Dominic Oliveira, a truck driver who signed an agreement designating him as an independent contractor, argued that he could not be compelled to arbitrate because the "contracts of employment" exemption encompasses independent contractors. New Prime, an interstate trucking company, argued for a narrow reading of "contracts of employment" that included only employer-employee relationships. The U.S. Court of Appeals for the First Circuit sided with Oliveira, and the Supreme Court affirmed.
In his opinion for the Court, Justice Gorsuch endorsed the broad reading of the exemption, holding that "contracts of employment" refers to any agreement to perform work. He reasoned that the statute, construed against the background of its enactment in 1925, evinced no intent to distinguish between independent contractors and traditional employees in the exemption.
Justice Gorsuch endorsed the broad reading of the exemption, holding that "contracts of employment" refers to any agreement to perform work.
Some of the amici in support of Oliveira had asserted that employers in transportation industries might deliberately classify their workers as independent contractors to avoid the exemption and compel arbitration when disputes arise. But the Court's decision means that the exemption's applicability will not depend on whether a relationship is structured as an "employer-employee" relationship or an "independent contractor" relationship.
Cy Pres Settlements
In Frank v. Gaos, the Court will address the permissibility of "cy pres only" settlements under the Rule 23(e)(2) of the Federal Rules of Civil Procedure, which states a court can approve a class action settlement only if it is "fair, reasonable, and adequate." Does a settlement that distributes none of the proceeds to class members, but rather allocates them among organizations related to the subject matter of the case, meet this standard? Proponents argue that such settlements can be more efficient than minimal monetary awards to class members, and that nothing in the text or history of Rule 23 bars them. The Ninth Circuit agreed, but certain class members contend before the Court that awards to class members were feasible and that class counsel should not have incentives to divert settlement funds toward causes of their choosing. The case was argued on October 31, 2018, with the justices expressing skepticism of cy pres settlements and also questioning whether the plaintiffs have standing to begin with.
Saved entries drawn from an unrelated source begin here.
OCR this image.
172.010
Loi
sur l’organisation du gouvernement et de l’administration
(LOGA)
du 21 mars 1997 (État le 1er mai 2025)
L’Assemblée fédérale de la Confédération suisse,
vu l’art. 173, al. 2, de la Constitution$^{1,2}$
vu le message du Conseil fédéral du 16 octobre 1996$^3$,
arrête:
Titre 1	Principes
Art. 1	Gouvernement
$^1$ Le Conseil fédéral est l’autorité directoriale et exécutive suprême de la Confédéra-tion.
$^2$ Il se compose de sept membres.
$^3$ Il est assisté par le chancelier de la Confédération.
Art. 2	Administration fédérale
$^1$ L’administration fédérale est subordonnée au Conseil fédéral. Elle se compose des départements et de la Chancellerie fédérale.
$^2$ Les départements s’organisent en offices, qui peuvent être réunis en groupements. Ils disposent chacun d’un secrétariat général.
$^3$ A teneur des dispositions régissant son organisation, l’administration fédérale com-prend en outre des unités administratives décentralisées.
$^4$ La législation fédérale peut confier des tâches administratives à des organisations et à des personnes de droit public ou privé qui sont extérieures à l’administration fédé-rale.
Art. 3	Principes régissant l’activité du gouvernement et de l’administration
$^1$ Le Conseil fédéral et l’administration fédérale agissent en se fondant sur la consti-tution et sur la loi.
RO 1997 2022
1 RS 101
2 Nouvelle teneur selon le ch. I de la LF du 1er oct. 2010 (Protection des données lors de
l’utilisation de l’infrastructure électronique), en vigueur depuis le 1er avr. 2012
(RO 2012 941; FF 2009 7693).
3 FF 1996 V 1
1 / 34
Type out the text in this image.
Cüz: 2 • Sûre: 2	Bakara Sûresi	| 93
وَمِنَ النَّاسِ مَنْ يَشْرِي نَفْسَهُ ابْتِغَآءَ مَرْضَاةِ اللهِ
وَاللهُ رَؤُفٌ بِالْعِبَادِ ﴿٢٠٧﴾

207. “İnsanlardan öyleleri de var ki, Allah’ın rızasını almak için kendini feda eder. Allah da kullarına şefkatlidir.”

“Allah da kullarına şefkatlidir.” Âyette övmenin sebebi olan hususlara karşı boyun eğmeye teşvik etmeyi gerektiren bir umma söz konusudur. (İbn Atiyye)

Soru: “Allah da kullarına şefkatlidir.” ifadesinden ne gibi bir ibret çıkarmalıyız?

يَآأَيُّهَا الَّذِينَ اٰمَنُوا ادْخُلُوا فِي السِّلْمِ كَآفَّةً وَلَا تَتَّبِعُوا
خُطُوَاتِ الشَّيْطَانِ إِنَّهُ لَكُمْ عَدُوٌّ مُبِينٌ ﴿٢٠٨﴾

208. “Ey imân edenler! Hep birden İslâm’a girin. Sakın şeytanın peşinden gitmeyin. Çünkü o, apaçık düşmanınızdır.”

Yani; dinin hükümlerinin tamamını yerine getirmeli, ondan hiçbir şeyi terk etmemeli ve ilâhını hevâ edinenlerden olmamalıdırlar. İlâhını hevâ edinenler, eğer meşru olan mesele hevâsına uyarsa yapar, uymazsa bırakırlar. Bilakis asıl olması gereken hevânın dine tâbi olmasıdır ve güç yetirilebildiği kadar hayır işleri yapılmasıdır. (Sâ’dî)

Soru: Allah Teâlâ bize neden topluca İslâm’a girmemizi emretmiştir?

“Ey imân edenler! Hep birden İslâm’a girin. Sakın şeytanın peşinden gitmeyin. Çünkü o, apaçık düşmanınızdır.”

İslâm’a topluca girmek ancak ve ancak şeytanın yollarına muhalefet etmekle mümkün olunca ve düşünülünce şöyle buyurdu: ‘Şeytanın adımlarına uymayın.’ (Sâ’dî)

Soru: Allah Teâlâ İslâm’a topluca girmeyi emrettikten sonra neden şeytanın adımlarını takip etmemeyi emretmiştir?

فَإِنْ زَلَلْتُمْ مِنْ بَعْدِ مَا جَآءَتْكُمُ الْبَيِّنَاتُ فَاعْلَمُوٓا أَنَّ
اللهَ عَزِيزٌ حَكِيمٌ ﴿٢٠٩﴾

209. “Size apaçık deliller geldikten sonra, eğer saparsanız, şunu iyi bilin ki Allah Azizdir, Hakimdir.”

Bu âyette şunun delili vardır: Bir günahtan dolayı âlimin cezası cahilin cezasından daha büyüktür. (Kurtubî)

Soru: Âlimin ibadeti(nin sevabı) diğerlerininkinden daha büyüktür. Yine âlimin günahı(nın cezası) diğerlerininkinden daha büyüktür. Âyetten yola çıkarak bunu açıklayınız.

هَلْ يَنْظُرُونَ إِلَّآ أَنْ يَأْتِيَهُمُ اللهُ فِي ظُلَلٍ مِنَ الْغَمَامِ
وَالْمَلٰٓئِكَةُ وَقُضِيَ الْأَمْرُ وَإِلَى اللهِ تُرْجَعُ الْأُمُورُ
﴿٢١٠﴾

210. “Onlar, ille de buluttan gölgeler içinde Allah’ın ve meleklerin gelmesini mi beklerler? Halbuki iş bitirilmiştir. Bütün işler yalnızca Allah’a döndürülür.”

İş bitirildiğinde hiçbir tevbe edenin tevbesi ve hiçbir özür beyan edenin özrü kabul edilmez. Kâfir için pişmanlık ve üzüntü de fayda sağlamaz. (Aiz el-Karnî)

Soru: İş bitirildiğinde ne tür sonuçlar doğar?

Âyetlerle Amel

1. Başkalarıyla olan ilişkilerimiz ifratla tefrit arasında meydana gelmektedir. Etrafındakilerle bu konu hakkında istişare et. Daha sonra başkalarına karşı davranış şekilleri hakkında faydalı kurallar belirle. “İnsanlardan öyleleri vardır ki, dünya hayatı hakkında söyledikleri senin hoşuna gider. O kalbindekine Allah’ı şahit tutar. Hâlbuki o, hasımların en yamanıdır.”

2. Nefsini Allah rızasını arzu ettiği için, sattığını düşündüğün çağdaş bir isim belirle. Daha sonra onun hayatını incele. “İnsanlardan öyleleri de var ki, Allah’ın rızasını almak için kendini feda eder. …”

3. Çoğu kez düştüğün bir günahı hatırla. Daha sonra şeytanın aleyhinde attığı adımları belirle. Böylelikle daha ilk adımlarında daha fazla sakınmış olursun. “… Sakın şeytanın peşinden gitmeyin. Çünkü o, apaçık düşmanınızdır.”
Should the Court reach the merits, it could affect the distribution — and perhaps the likelihood and amount — of certain class action settlements.
On November 27, 2018, the Court heard arguments for another class action case — Nutraceutical Corp. v. Lambert — concerning the timeliness of a plaintiff's petition for permission to appeal an order decertifying the class. Rule 23(f) of the Federal Rules of Civil Procedure establishes a 14-day deadline for such petitions, and the plaintiff missed that deadline by several months. Yet the Ninth Circuit applied an equitable exception and accepted the petition because the plaintiff's counsel told the trial court (before the deadline) that he intended to seek reconsideration.
The case may boil down to a distinction between jurisdictional rules and nonjurisdictional claim-processing rules. Whereas the former require strict compliance, the latter are generally subject to equitable exceptions — unless expressly made mandatory. The Court's decision will affect how diligently the parties must seek review of class certification decisions.